The general rule is that all defined benefit plans are covered by the PBGC unless, the defined benefit plan qualifies for a statutory PBGC coverage exemption. These statutory exemptions are covered in ERISA Section 4021(b).
The more common of the exemptions are as follows:
- Plans covering only substantial owners,
- Professional employer plans covering fewer than twenty-six employees,
- Governmental plans including plans maintained by the US federal government, by a state, by a county or by a city,
- Non-electing church plans,
- Indian tribal government plans,
- Plans established and maintained outside of the United States for the purpose of covering non-resident aliens,
- Excess benefit plans and top hat plans.

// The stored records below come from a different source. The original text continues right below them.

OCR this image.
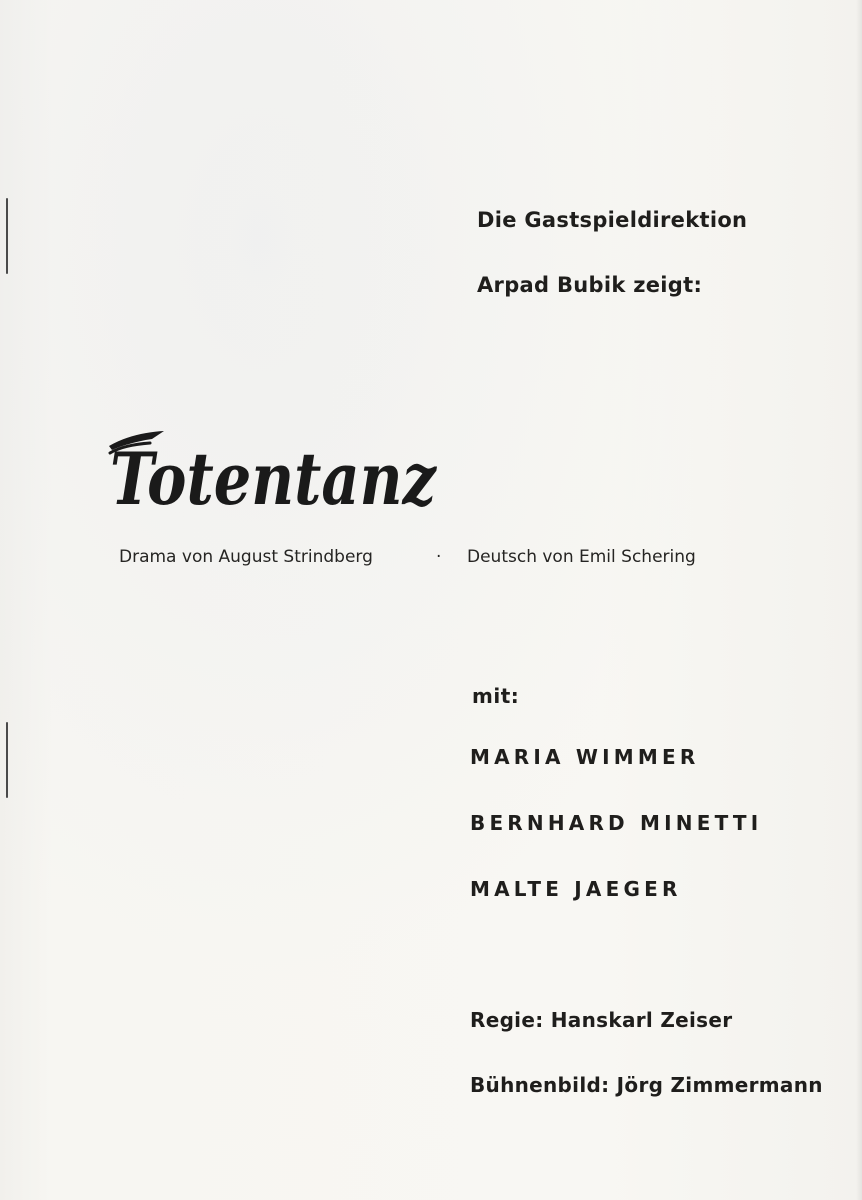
Die Gastspieldirektion
Arpad Bubik zeigt:
Totentanz
Drama von August Strindberg	· Deutsch von Emil Schering
mit:
MARIA WIMMER
BERNHARD MINETTI
MALTE JAEGER
Regie: Hanskarl Zeiser
Bühnenbild: Jörg Zimmermann
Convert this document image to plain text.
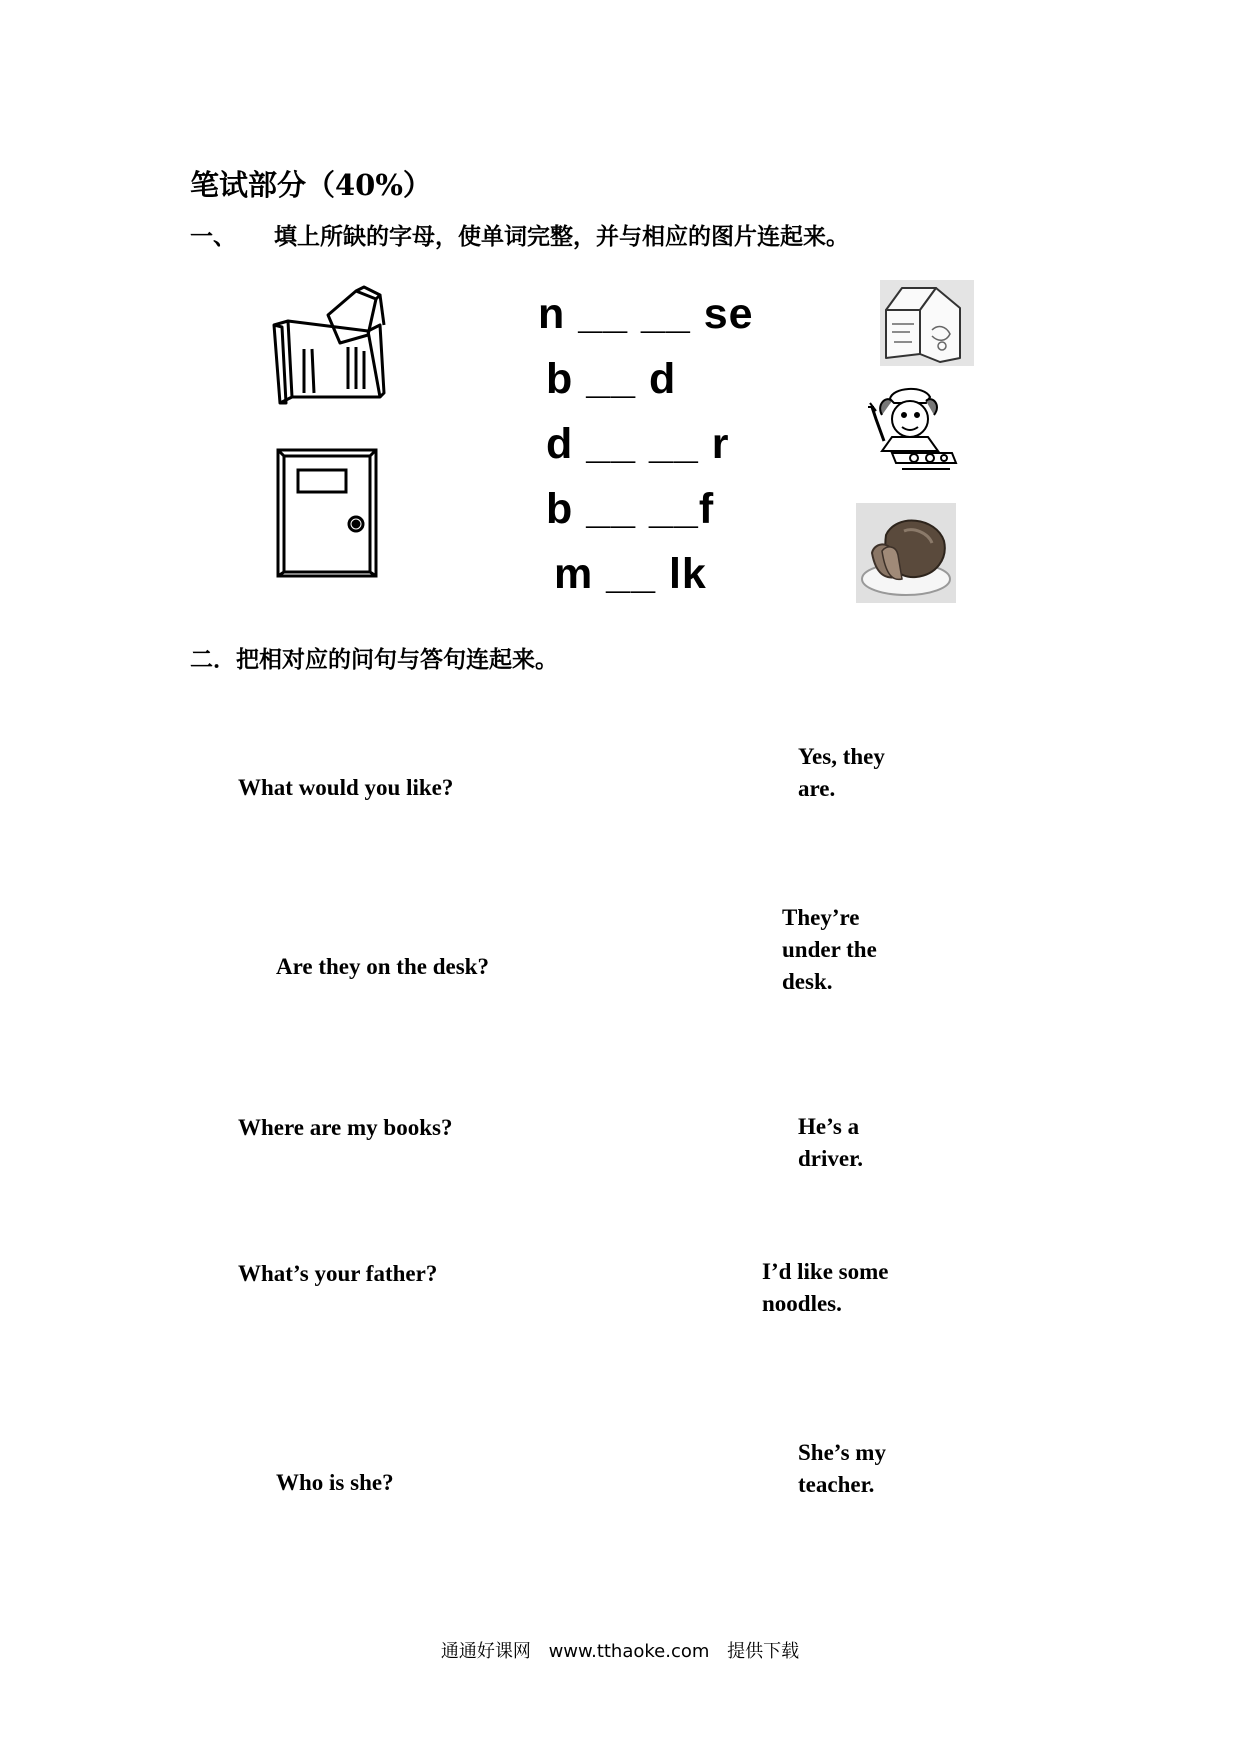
笔试部分（40%）
一、 填上所缺的字母，使单词完整，并与相应的图片连起来。
n __ __ se
b __ d
d __ __ r
b __ __f
m __ lk
二．把相对应的问句与答句连起来。
What would you like?
Are they on the desk?
Where are my books?
What’s your father?
Who is she?
Yes, they are.
They’re under the desk.
He’s a driver.
I’d like some noodles.
She’s my teacher.
通通好课网 www.tthaoke.com 提供下载
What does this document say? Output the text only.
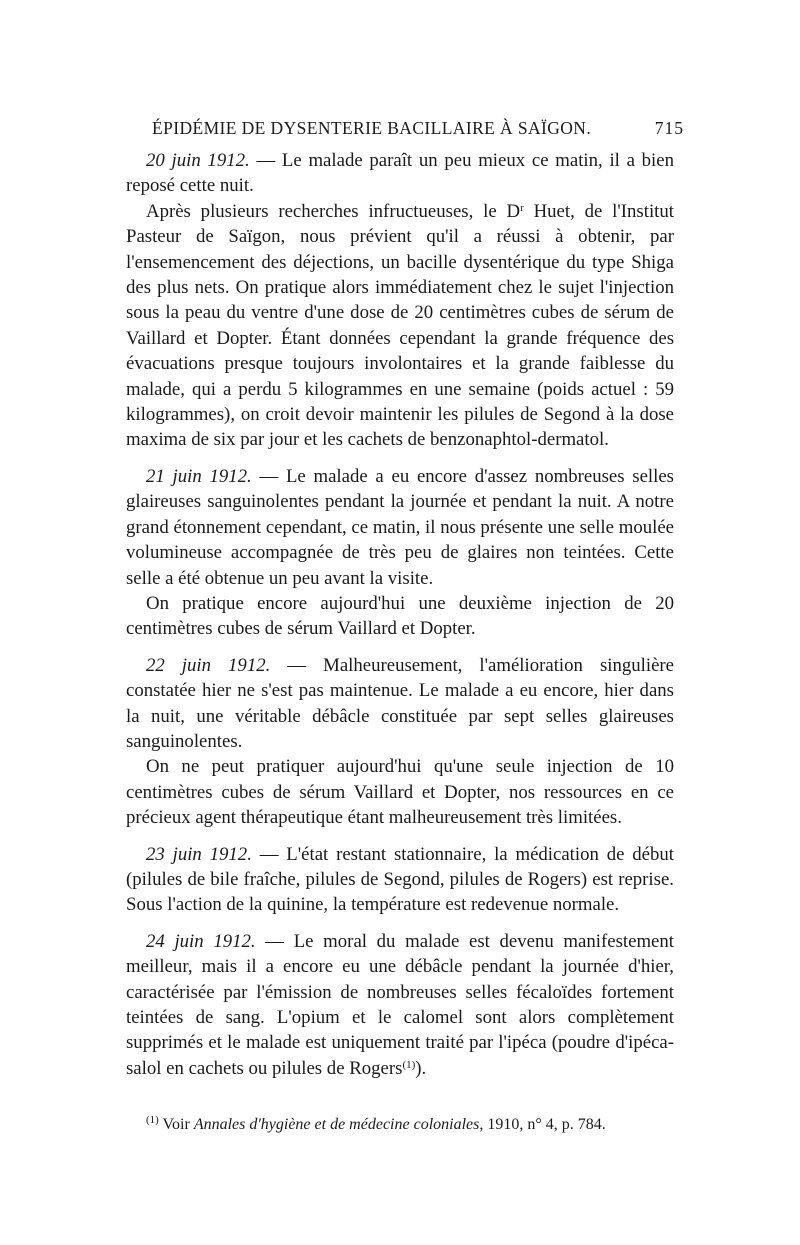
ÉPIDÉMIE DE DYSENTERIE BACILLAIRE À SAÏGON.	715

20 juin 1912. — Le malade paraît un peu mieux ce matin, il a bien reposé cette nuit.

Après plusieurs recherches infructueuses, le $D^r$ Huet, de l'Institut Pasteur de Saïgon, nous prévient qu'il a réussi à obtenir, par l'ensemencement des déjections, un bacille dysentérique du type Shiga des plus nets. On pratique alors immédiatement chez le sujet l'injection sous la peau du ventre d'une dose de 20 centimètres cubes de sérum de Vaillard et Dopter. Étant données cependant la grande fréquence des évacuations presque toujours involontaires et la grande faiblesse du malade, qui a perdu 5 kilogrammes en une semaine (poids actuel : 59 kilogrammes), on croit devoir maintenir les pilules de Segond à la dose maxima de six par jour et les cachets de benzonaphtol-dermatol.

21 juin 1912. — Le malade a eu encore d'assez nombreuses selles glaireuses sanguinolentes pendant la journée et pendant la nuit. A notre grand étonnement cependant, ce matin, il nous présente une selle moulée volumineuse accompagnée de très peu de glaires non teintées. Cette selle a été obtenue un peu avant la visite.

On pratique encore aujourd'hui une deuxième injection de 20 centimètres cubes de sérum Vaillard et Dopter.

22 juin 1912. — Malheureusement, l'amélioration singulière constatée hier ne s'est pas maintenue. Le malade a eu encore, hier dans la nuit, une véritable débâcle constituée par sept selles glaireuses sanguinolentes.

On ne peut pratiquer aujourd'hui qu'une seule injection de 10 centimètres cubes de sérum Vaillard et Dopter, nos ressources en ce précieux agent thérapeutique étant malheureusement très limitées.

23 juin 1912. — L'état restant stationnaire, la médication de début (pilules de bile fraîche, pilules de Segond, pilules de Rogers) est reprise. Sous l'action de la quinine, la température est redevenue normale.

24 juin 1912. — Le moral du malade est devenu manifestement meilleur, mais il a encore eu une débâcle pendant la journée d'hier, caractérisée par l'émission de nombreuses selles fécaloïdes fortement teintées de sang. L'opium et le calomel sont alors complètement supprimés et le malade est uniquement traité par l'ipéca (poudre d'ipéca-salol en cachets ou pilules de Rogers$^{(1)}$).

$^{(1)}$ Voir Annales d'hygiène et de médecine coloniales, 1910, n° 4, p. 784.
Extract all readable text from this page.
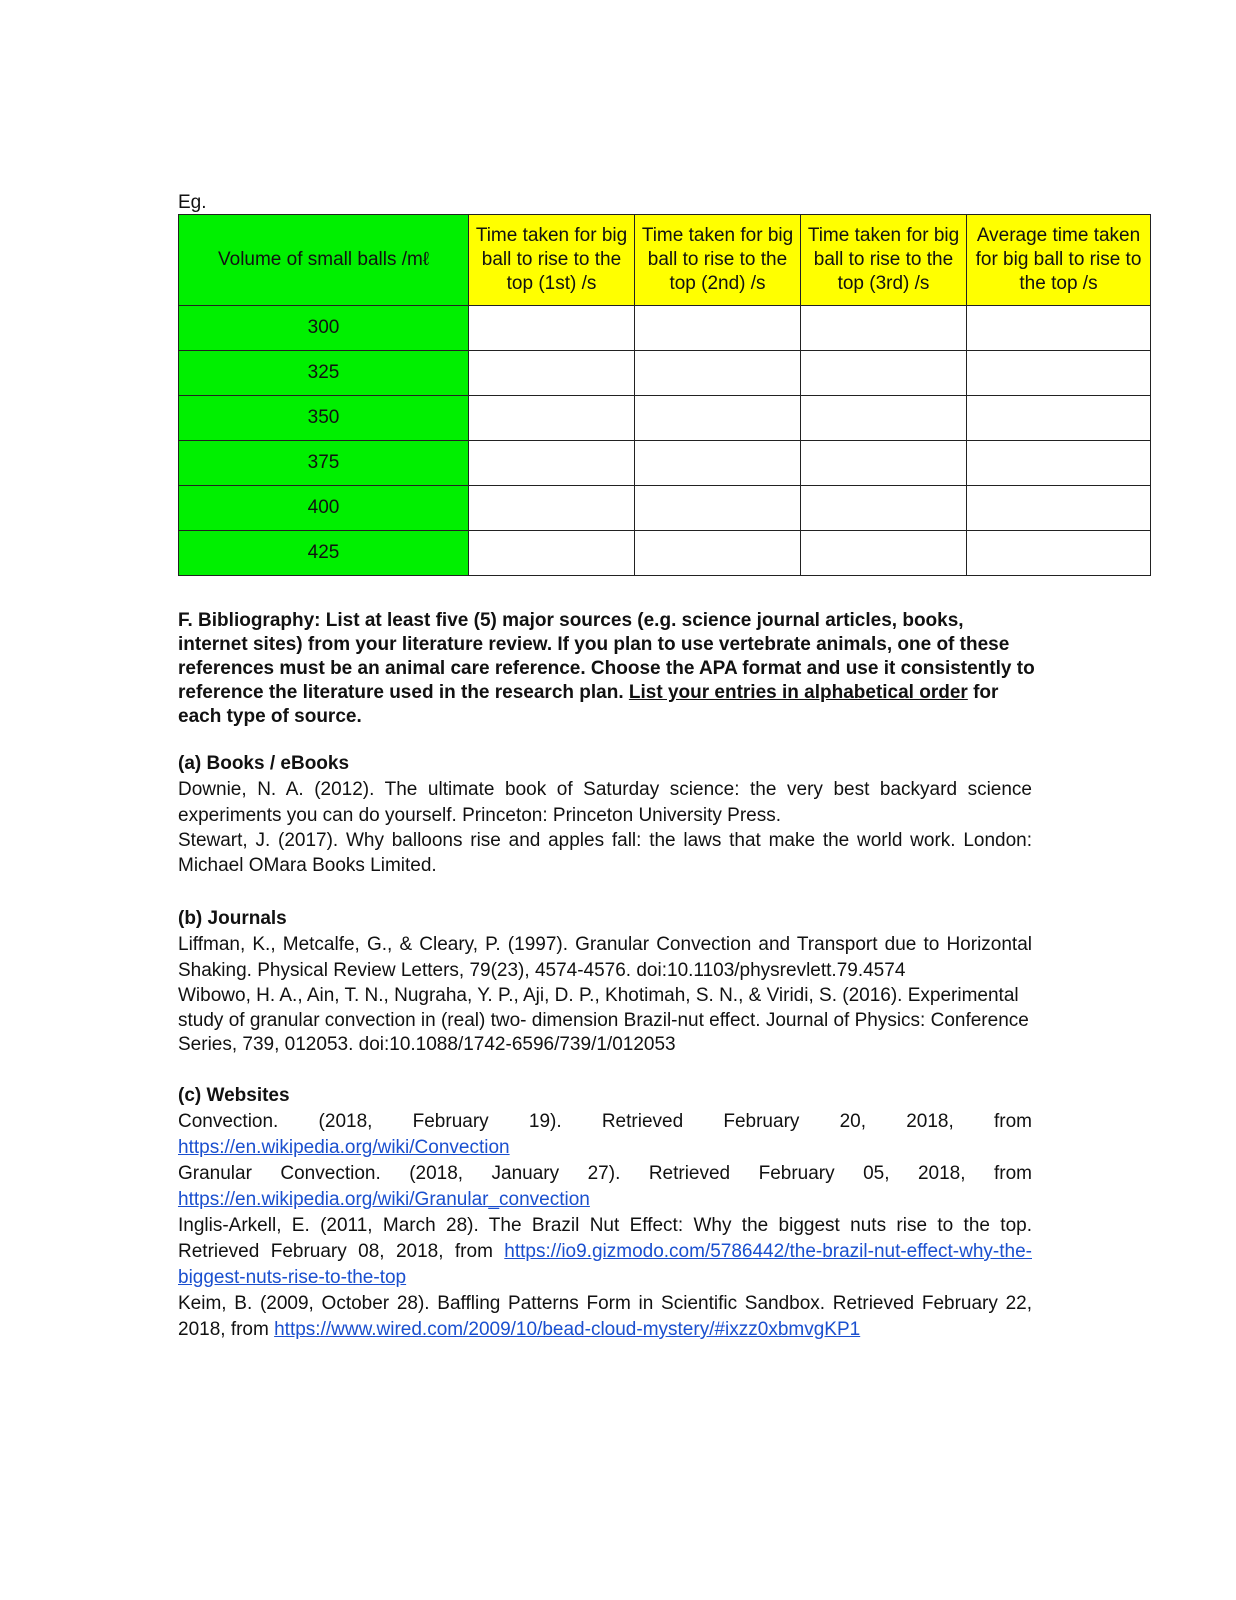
Eg.
Volume of small balls /mℓ	Time taken for big ball to rise to the top (1st) /s	Time taken for big ball to rise to the top (2nd) /s	Time taken for big ball to rise to the top (3rd) /s	Average time taken for big ball to rise to the top /s
300				
325				
350				
375				
400				
425				
F. Bibliography: List at least five (5) major sources (e.g. science journal articles, books, internet sites) from your literature review. If you plan to use vertebrate animals, one of these references must be an animal care reference. Choose the APA format and use it consistently to reference the literature used in the research plan. List your entries in alphabetical order for each type of source.
(a) Books / eBooks
Downie, N. A. (2012). The ultimate book of Saturday science: the very best backyard science experiments you can do yourself. Princeton: Princeton University Press.
Stewart, J. (2017). Why balloons rise and apples fall: the laws that make the world work. London: Michael OMara Books Limited.
(b) Journals
Liffman, K., Metcalfe, G., & Cleary, P. (1997). Granular Convection and Transport due to Horizontal Shaking. Physical Review Letters, 79(23), 4574-4576. doi:10.1103/physrevlett.79.4574
Wibowo, H. A., Ain, T. N., Nugraha, Y. P., Aji, D. P., Khotimah, S. N., & Viridi, S. (2016). Experimental study of granular convection in (real) two- dimension Brazil-nut effect. Journal of Physics: Conference Series, 739, 012053. doi:10.1088/1742-6596/739/1/012053
(c) Websites
Convection. (2018, February 19). Retrieved February 20, 2018, from https://en.wikipedia.org/wiki/Convection
Granular Convection. (2018, January 27). Retrieved February 05, 2018, from https://en.wikipedia.org/wiki/Granular_convection
Inglis-Arkell, E. (2011, March 28). The Brazil Nut Effect: Why the biggest nuts rise to the top. Retrieved February 08, 2018, from https://io9.gizmodo.com/5786442/the-brazil-nut-effect-why-the-biggest-nuts-rise-to-the-top
Keim, B. (2009, October 28). Baffling Patterns Form in Scientific Sandbox. Retrieved February 22, 2018, from https://www.wired.com/2009/10/bead-cloud-mystery/#ixzz0xbmvgKP1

PBGC coverage requirements are determined by ERISA and not by whether an employer or employee wants to be covered. If a defined benefit plan does not qualify for a coverage exemption under ERISA, the plan is covered by the PBGC and must comply with PBGC rules including paying premiums and the reportable event regulations. There is no mechanism for a covered plan to waive PBGC coverage because the employer does not want to be covered. Similarly, if a defined benefit plan does qualify for a coverage exemption, the plan cannot optionally elect to be covered by the PBGC to take advantage of the higher deduction limits that PBGC covered plans sometimes have or because the employer just likes the idea of having PBGC insurance.
The PBGC only covers defined benefit plans (including cash balance plans). The PBGC does not cover defined contribution plans such as 401(k) plans, new comparability profit sharing plans, and money purchase pension plans. Defined contribution plans (even trustee directed plans and plans that provide annuities) may not opt-in to PBGC coverage.
If an employer is uncertain whether a particular plan is covered by the PBGC, the employer may apply to the PBGC for a coverage determination.